Netskope threat research identifies next gen phishing tactics

SANTA CLARA, Calif. – Netskope, the SASE computer security platform provider has released their new threat research which reveals the top sources of phishing attacks and cloud vulnerabilities.

Threats this go around are led by fake login page referrals, fake third-party cloud apps and more as detailed in the Netskope Cloud and Threat Report: Phishing. These threats mimic legitimate apps in order gain access to unsuspecting users’ information.

“Although email is still a primary mechanism for delivering phishing links to fake login pages to capture usernames, passwords, MFA codes and more, the report reveals that users are more frequently clicking phishing links arriving through other channels, including personal websites and blogs, social media, and search engine results,” Netskope wrote. “The report also details the rise in fake third-party cloud apps designed to trick users into authorizing access to their cloud data and resources.”

Email has been the traditional delivery method for phishing attempts however Netskope’s report notes that webmail made up 11% of attempts recorded as opposed to personal sites and blogs which were responsible for 26% of referrals to phishing content.

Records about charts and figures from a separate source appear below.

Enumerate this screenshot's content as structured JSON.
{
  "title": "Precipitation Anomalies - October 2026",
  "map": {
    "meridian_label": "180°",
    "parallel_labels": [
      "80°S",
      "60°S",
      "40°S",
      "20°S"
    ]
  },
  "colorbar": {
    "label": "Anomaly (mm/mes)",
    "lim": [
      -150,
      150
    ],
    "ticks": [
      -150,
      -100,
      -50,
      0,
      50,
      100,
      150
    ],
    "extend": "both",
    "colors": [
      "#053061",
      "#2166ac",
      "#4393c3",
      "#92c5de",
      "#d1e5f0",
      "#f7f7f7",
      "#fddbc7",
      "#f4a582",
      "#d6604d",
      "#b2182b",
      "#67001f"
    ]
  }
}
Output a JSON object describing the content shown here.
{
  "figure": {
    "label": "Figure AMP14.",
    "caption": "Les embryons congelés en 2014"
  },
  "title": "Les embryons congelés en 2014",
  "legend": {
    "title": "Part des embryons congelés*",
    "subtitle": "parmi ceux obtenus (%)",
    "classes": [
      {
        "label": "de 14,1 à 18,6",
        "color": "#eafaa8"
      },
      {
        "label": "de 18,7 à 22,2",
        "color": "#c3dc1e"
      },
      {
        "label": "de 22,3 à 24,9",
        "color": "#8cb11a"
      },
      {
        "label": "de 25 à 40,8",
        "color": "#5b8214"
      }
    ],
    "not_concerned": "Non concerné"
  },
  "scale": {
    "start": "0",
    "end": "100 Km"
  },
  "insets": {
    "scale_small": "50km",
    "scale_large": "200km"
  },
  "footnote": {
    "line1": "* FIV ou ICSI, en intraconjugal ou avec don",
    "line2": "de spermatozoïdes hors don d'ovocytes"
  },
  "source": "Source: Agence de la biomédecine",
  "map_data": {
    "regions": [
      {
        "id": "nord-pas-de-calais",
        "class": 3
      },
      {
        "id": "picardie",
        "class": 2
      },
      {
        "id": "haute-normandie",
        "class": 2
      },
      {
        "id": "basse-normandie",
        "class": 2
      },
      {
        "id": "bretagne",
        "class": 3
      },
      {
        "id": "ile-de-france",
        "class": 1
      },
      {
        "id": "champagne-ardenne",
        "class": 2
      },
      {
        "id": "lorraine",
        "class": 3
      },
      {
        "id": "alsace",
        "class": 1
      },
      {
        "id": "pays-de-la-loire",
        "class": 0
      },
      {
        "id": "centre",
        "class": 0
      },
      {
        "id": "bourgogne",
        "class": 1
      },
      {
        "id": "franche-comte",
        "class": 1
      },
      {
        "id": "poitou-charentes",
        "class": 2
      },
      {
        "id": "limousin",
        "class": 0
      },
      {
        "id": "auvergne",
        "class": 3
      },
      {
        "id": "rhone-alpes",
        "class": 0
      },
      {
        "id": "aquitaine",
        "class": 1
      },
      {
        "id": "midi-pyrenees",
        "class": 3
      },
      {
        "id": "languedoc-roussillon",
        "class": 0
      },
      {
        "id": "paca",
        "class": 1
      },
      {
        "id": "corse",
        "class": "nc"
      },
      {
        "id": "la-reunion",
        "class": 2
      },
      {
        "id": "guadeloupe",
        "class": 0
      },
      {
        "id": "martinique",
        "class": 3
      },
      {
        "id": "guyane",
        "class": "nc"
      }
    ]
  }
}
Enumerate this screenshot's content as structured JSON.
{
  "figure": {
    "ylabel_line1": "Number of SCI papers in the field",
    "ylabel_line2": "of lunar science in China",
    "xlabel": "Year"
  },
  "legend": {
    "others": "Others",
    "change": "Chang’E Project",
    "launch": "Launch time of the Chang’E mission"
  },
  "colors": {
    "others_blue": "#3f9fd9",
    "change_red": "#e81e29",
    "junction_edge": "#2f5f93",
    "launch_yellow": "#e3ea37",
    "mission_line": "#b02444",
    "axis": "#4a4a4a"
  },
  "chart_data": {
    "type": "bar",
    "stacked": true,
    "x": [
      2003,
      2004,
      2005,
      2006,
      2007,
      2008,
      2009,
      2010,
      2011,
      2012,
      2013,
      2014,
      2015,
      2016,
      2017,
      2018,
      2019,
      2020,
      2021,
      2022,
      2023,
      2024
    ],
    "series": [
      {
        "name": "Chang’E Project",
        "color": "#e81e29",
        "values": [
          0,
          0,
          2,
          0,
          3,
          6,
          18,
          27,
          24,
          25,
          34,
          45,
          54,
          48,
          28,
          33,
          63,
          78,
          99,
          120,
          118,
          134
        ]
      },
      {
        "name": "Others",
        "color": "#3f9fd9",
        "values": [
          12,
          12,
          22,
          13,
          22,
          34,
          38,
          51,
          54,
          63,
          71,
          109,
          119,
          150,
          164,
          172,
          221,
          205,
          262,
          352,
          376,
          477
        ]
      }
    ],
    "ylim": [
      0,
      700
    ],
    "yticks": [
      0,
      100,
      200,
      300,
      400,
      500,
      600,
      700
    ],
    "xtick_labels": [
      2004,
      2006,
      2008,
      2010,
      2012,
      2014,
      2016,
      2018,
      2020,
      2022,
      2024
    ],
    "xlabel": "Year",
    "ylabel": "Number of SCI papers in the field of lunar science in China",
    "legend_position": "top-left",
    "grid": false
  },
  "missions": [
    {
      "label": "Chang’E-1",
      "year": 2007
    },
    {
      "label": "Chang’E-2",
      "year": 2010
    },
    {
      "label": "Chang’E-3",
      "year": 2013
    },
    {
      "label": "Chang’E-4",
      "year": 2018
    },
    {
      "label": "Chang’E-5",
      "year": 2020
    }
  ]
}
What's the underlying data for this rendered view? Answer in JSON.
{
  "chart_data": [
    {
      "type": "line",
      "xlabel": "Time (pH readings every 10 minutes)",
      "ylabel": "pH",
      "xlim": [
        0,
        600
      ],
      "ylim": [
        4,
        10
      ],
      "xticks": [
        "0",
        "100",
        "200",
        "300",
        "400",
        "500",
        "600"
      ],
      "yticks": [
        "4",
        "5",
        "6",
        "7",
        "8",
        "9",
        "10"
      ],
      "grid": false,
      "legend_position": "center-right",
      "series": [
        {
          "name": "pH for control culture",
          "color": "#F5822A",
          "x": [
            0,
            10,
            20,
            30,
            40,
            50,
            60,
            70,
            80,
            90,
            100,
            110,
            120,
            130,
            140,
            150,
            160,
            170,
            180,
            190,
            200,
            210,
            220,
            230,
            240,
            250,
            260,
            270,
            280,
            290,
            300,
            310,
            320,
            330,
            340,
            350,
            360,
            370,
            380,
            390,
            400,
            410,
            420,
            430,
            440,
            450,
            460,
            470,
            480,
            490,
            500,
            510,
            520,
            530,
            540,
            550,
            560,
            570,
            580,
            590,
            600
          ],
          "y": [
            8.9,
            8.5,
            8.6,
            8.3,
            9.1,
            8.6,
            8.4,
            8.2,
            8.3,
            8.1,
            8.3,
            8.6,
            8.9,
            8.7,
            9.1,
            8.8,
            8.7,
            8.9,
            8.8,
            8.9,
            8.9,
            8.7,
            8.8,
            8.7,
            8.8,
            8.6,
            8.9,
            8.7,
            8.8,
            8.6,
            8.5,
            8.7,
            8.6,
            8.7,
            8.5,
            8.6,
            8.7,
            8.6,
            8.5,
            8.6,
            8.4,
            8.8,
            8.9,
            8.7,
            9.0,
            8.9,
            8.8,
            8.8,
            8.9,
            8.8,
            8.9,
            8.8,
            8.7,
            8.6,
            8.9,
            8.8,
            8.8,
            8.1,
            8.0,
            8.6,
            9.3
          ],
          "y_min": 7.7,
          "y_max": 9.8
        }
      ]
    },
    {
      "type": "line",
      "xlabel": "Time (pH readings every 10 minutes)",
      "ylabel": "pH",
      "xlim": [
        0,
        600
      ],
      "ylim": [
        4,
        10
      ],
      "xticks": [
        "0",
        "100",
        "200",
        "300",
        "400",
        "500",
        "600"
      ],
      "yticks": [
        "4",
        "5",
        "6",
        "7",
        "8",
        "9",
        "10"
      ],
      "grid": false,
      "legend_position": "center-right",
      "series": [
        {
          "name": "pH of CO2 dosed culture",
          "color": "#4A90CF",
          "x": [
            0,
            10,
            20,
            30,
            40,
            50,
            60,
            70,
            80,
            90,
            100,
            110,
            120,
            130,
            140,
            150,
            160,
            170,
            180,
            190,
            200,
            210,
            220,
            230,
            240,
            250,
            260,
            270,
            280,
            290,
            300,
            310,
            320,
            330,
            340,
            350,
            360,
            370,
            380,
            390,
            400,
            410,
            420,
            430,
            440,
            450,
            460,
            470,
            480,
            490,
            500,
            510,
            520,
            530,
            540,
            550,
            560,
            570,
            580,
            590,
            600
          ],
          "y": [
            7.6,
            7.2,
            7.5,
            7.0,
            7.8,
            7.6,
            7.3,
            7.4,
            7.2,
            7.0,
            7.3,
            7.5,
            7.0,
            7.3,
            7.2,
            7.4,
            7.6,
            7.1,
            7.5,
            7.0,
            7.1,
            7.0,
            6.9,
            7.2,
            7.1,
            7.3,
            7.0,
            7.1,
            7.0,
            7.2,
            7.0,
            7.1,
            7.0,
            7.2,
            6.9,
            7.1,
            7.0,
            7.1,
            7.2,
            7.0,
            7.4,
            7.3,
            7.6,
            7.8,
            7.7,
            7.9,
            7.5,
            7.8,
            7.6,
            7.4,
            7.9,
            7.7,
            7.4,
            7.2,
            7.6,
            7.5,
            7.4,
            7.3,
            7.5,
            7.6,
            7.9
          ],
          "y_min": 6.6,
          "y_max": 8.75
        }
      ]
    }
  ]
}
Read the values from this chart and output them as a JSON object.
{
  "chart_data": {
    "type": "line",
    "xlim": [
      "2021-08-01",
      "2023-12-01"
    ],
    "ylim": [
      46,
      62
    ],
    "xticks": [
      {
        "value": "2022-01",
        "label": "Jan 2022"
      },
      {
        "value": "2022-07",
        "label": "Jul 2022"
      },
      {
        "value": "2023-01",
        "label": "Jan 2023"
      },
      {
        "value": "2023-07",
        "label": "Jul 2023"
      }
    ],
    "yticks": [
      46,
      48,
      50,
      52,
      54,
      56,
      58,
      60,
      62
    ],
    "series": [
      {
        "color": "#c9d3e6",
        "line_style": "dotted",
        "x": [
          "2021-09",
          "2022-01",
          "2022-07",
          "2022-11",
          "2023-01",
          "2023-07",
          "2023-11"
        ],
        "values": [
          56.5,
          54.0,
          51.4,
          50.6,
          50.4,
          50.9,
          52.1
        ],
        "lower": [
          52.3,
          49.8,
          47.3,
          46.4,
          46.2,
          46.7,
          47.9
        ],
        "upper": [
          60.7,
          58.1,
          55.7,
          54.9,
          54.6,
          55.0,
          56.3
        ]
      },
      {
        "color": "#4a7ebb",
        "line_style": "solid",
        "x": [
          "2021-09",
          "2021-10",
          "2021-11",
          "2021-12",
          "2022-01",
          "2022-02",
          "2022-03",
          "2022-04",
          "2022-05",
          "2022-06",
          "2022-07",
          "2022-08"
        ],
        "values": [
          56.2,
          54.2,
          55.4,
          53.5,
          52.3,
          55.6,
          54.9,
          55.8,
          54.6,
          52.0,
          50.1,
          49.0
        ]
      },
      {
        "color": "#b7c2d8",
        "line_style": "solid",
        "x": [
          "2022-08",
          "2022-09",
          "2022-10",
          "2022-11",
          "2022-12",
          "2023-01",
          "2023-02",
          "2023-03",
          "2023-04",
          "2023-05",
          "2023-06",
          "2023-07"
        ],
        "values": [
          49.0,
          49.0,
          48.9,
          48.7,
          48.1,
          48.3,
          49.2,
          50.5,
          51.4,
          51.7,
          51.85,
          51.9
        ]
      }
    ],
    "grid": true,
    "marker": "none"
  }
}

That’s extrapolated from roughly 8 out of every 1000 enterprise users who clicked on phishing links or accessed phishing content during Q3 2022.

Search engines have also seen a rise of referrals to phishing pages due to attackers creating pages based on uncommon or obscure search terms, which sees them becoming the top link for search results. “Business employees have been trained to spot phishing messages in email and text messages, so threat actors have adjusted their methods and are luring users into clicking on phishing links in other, less expected places,” said Ray Canzanese, Threat Research Director, Netskope Threat Labs. “While we might not be thinking about the possibility of a phishing attack while surfing the internet or favorite search engine, we all must use the same level of vigilance and skepticism as we do with inbound email, and never enter credentials or sensitive information into any page after clicking a link. Always browse directly to login pages.”